I suppose that, as a college senior, I should have acquired enough wisdom by now to have maintained a successful academic career, a busy romantic life and an exciting social calendar.

But, in truth, I still wait until the night before tests to study, have trouble talking to members of the opposite sex without coming off as a complete idiot, and often spend my nights on Netflix watching “Keeping up with the Kardashians.” That disclaimer now enables me to pass on a fleeting rant to all incoming members of the Trinity University community without anyone getting the notion that I have any idea what I’m talking about. Because I have no clue. I’m petrified to one day enter a world without Club Lib gossip and free nachos.

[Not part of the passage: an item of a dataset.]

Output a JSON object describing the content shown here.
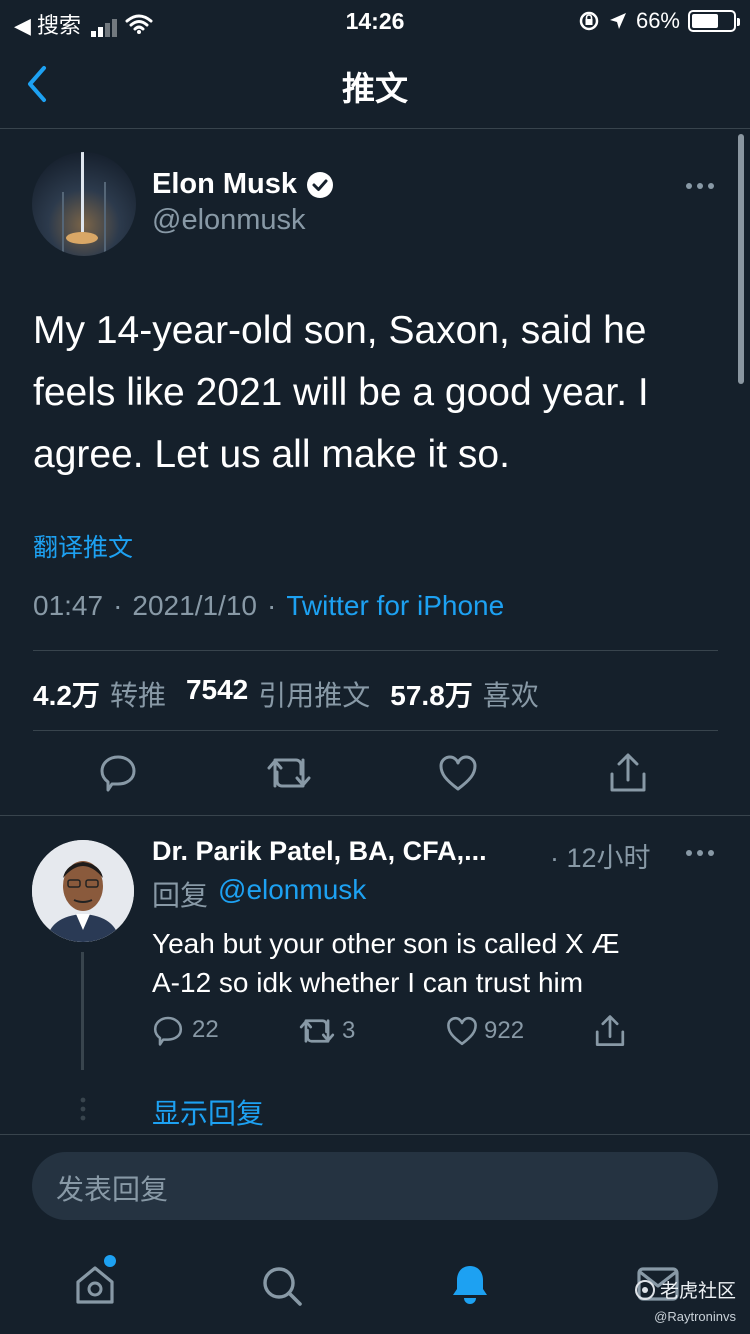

However, I’ve come to realize that this tragic loss of my youth adds to my coming-of-age tale and will shape my future self.

Once we leave the safety of this campus, we’ll have to face the fact that we’ll be fired instead of flunked, given public intoxication tickets instead of alcohol violations and will see friends briefly over the years instead of around the weekly Trinitones concert. But please don’t fret. There’s some good to be found under this stark realization that it’s time to grow up.

What is the core of this “good,”you may ask? This isn’t high school. While this statement may sadden those of you who flourished in that institution of yester-year, it’s actually a wonderful thing.

No one will know you your first day of school. No one will expect anything of you (except for your professors, your parents, and me — my expectations being the most important) and there won’t be any queen bees controlling your cafeteria table or social life — except for the Student Programming Board. Capitalize on this opportunity. Be who you want to be. Strive to be different… or don’t change at all (#lazy). The choice is yours. And that’s pretty cool.

As for any advice to pass on, I have very little. Read your emails from LeeRoy, wear a swimsuit on the night of your birthday, don’t sit in the front row if you intend to use Facebook in class (you will die) and don’t be dumb. I feel like this last one sounds easy but is actually quite hard. I don’t mean dumb in the academic sense, as I am definitely not one to lecture on being academically shrewd (I withdrew from Business Stats), but rather in the intuitive sense.

Don’t skip 40 classes in a course that requires attendance. Don’t go out and get wasted the night before your midterm, unless you can do that successfully, in which case — more power to you. And don’t think that just because you’re young and in a setting from the movie “Animal House” that your actions won’t have consequences. I’ll leave the details of that statement to the ladies at Health Services and to my account advisor at Wells Fargo, who makes monthly inquiries about my expenditures at Bombay’s Bicycle Club. Most of you are old enough to be tried as adults now, so start thinking like one.

I apologize for being so sassy, as I know that many of you are looking for any final words of encouragement.

This is all I’ve got: The training wheels are off. Don’t stop pedaling or you’ll probably fall off this ride and get a scraped knee. I’ll see you around the campus (don’t make eye contact on Friday mornings) and will be watching (especially on Facebook). Godspeed.

Gabrielle Shayeb is a senior history major.